Not many shows begin with a grinning Italian trying to milk members of the audience (never been gladder we didn’t sit on the front row), but this wry, witty, gentle show just wants to tell you a story (several, actually), and get you as excited about stories and people and human nature as its exuberant cast are. When the cast sticks to simple, brilliant storytelling, it is very successful. You can feel the joy of sharing these stories vibrating from them, filling the Arcola’s tiny space with tales from Japan, Senegal, India, France and others.

This really is story-telling at its best – soothing, playful, laugh-out-loud funny, the show is superb. Kathryn Hunter is extraordinary, as ever. Without wishing to sound pompous, it really does feel like a privilege to watch her, especially in such a small space – her contortions made me wince, her dancing is beautiful. In short, she is utterly mesmerising. You physically cannot look away, and her deep, soothing voice is captivating.

Patrice Naiambana is another performer who shines.
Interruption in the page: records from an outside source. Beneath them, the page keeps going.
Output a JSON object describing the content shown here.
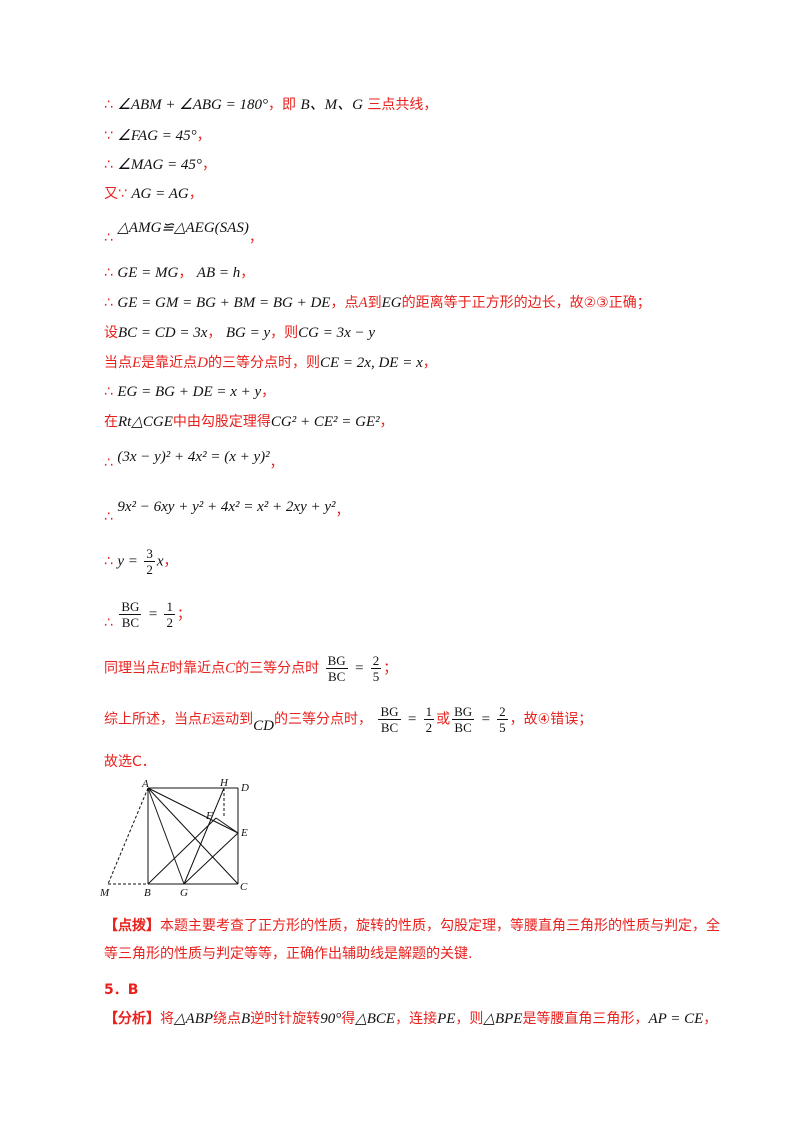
{
  "lines": {
    "l1": {
      "therefore": "∴",
      "math": "∠ABM + ∠ABG = 180°",
      "text1": "，即",
      "pts": "B、M、G",
      "text2": "三点共线，"
    },
    "l2": {
      "because": "∵",
      "math": "∠FAG = 45°",
      "text": "，"
    },
    "l3": {
      "therefore": "∴",
      "math": "∠MAG = 45°",
      "text": "，"
    },
    "l4": {
      "prefix": "又∵",
      "math": "AG = AG",
      "text": "，"
    },
    "l5": {
      "therefore": "∴",
      "math": "△AMG≌△AEG(SAS)",
      "text": "，"
    },
    "l6": {
      "therefore": "∴",
      "math1": "GE = MG",
      "sep": "，",
      "math2": "AB = h",
      "text": "，"
    },
    "l7": {
      "therefore": "∴",
      "math": "GE = GM = BG + BM = BG + DE",
      "text1": "，点",
      "ptA": "A",
      "text2": "到",
      "seg": "EG",
      "text3": "的距离等于正方形的边长，故②③正确；"
    },
    "l8": {
      "prefix": "设",
      "math1": "BC = CD = 3x",
      "sep": "，",
      "math2": "BG = y",
      "text1": "，则",
      "math3": "CG = 3x − y"
    },
    "l9": {
      "text1": "当点",
      "ptE": "E",
      "text2": "是靠近点",
      "ptD": "D",
      "text3": "的三等分点时，则",
      "math": "CE = 2x,  DE = x",
      "text4": "，"
    },
    "l10": {
      "therefore": "∴",
      "math": "EG = BG + DE = x + y",
      "text": "，"
    },
    "l11": {
      "text1": "在",
      "math1": "Rt△CGE",
      "text2": "中由勾股定理得",
      "math2": "CG² + CE² = GE²",
      "text3": "，"
    },
    "l12": {
      "therefore": "∴",
      "math": "(3x − y)² + 4x² = (x + y)²",
      "text": "，"
    },
    "l13": {
      "therefore": "∴",
      "math": "9x² − 6xy + y² + 4x² = x² + 2xy + y²",
      "text": "，"
    },
    "l14": {
      "therefore": "∴",
      "lhs": "y =",
      "num": "3",
      "den": "2",
      "var": "x",
      "text": "，"
    },
    "l15": {
      "therefore": "∴",
      "num1": "BG",
      "den1": "BC",
      "eq": "=",
      "num2": "1",
      "den2": "2",
      "text": "；"
    },
    "l16": {
      "text1": "同理当点",
      "ptE": "E",
      "text2": "时靠近点",
      "ptC": "C",
      "text3": "的三等分点时",
      "num1": "BG",
      "den1": "BC",
      "eq": "=",
      "num2": "2",
      "den2": "5",
      "text4": "；"
    },
    "l17": {
      "text1": "综上所述，当点",
      "ptE": "E",
      "text2": "运动到",
      "seg": "CD",
      "text3": "的三等分点时，",
      "num1": "BG",
      "den1": "BC",
      "eq": "=",
      "num2": "1",
      "den2": "2",
      "or": "或",
      "num3": "BG",
      "den3": "BC",
      "eq2": "=",
      "num4": "2",
      "den4": "5",
      "text4": "，故④错误；"
    },
    "l18": {
      "text": "故选C．"
    }
  },
  "figure": {
    "labels": {
      "A": "A",
      "H": "H",
      "D": "D",
      "F": "F",
      "E": "E",
      "M": "M",
      "B": "B",
      "G": "G",
      "C": "C"
    }
  },
  "tip": {
    "tag": "【点拨】",
    "text": "本题主要考查了正方形的性质，旋转的性质，勾股定理，等腰直角三角形的性质与判定，全等三角形的性质与判定等等，正确作出辅助线是解题的关键."
  },
  "q5": {
    "label": "5．B"
  },
  "analysis": {
    "tag": "【分析】",
    "text1": "将",
    "math1": "△ABP",
    "text2": "绕点",
    "ptB": "B",
    "text3": "逆时针旋转",
    "deg": "90°",
    "text4": "得",
    "math2": "△BCE",
    "text5": "，连接",
    "math3": "PE",
    "text6": "，则",
    "math4": "△BPE",
    "text7": "是等腰直角三角形，",
    "math5": "AP = CE",
    "text8": "，"
  }
}
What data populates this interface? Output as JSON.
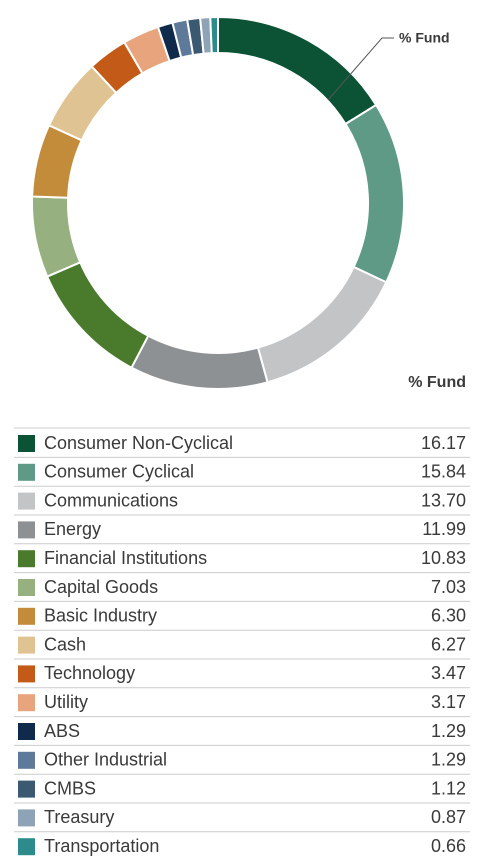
{
  "chart_data": {
    "type": "pie",
    "donut": true,
    "annotation": "% Fund",
    "column_header": "% Fund",
    "categories": [
      "Consumer Non-Cyclical",
      "Consumer Cyclical",
      "Communications",
      "Energy",
      "Financial Institutions",
      "Capital Goods",
      "Basic Industry",
      "Cash",
      "Technology",
      "Utility",
      "ABS",
      "Other Industrial",
      "CMBS",
      "Treasury",
      "Transportation"
    ],
    "values": [
      16.17,
      15.84,
      13.7,
      11.99,
      10.83,
      7.03,
      6.3,
      6.27,
      3.47,
      3.17,
      1.29,
      1.29,
      1.12,
      0.87,
      0.66
    ],
    "value_labels": [
      "16.17",
      "15.84",
      "13.70",
      "11.99",
      "10.83",
      "7.03",
      "6.30",
      "6.27",
      "3.47",
      "3.17",
      "1.29",
      "1.29",
      "1.12",
      "0.87",
      "0.66"
    ],
    "colors": [
      "#0b5334",
      "#5e9a85",
      "#c3c4c6",
      "#8e9194",
      "#4a7a2c",
      "#97b07f",
      "#c38c3a",
      "#e0c393",
      "#c45a18",
      "#e8a47c",
      "#0f2a4a",
      "#5e7a9a",
      "#3b5a72",
      "#8ea3b5",
      "#2e8b8b"
    ]
  }
}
His stage presence is commanding to the point where he would threaten to overshadow lesser compatriots. His movement is precise but fluid, his voice mellifluous, and his stories charming. He’d be better off sticking to Gilles Aufay’s poetic script and dropping the ad libs, but he is a wonderfully big presence in a small space. Marcello Magni (who, the programme notes inform, rather delightfully also voices Pingu!) switches from clowning to serious in a blink, and is charismatic and clever as a performer. I wonder if his dual role as both actor and director has diluted his energy a tad – there were moments that could have benefitted from a totally outside eye, perhaps, which Magni was too close to to see.

The music is stunning, and an integral part of the performance. Tunde Jegede on kora and cello plays skillfully, making the liquid, magical sounds suit the story and mood perfectly. David Bartholomew Soroczynski is charming as both actor and musician, lending a vibrancy to proceedings with his expert accordion playing.

Sophie Jump’s design is simple in the extreme, putting the pressure on the ensemble to bring these worlds to life, a challenge they rise to brilliantly. The stories don’t always slot together as neatly as one would like, but they are each a complete world on their own, which is impressive in itself. The inventive, physical style takes us from French hospital to Senegalese village effortlessly, and the ensemble works hard to share these stories.

The show is sweet without tipping into nauseating, and stays just the right side of moralising. Each story carries a message about humanity, but it is mostly dealt with lightly. Any hammering home of the central message would have deadened a light-hearted but poignant evening. Instead, we are offered these stories as things that are valuable in and of themselves, and left to draw our own conclusions about deeper meanings.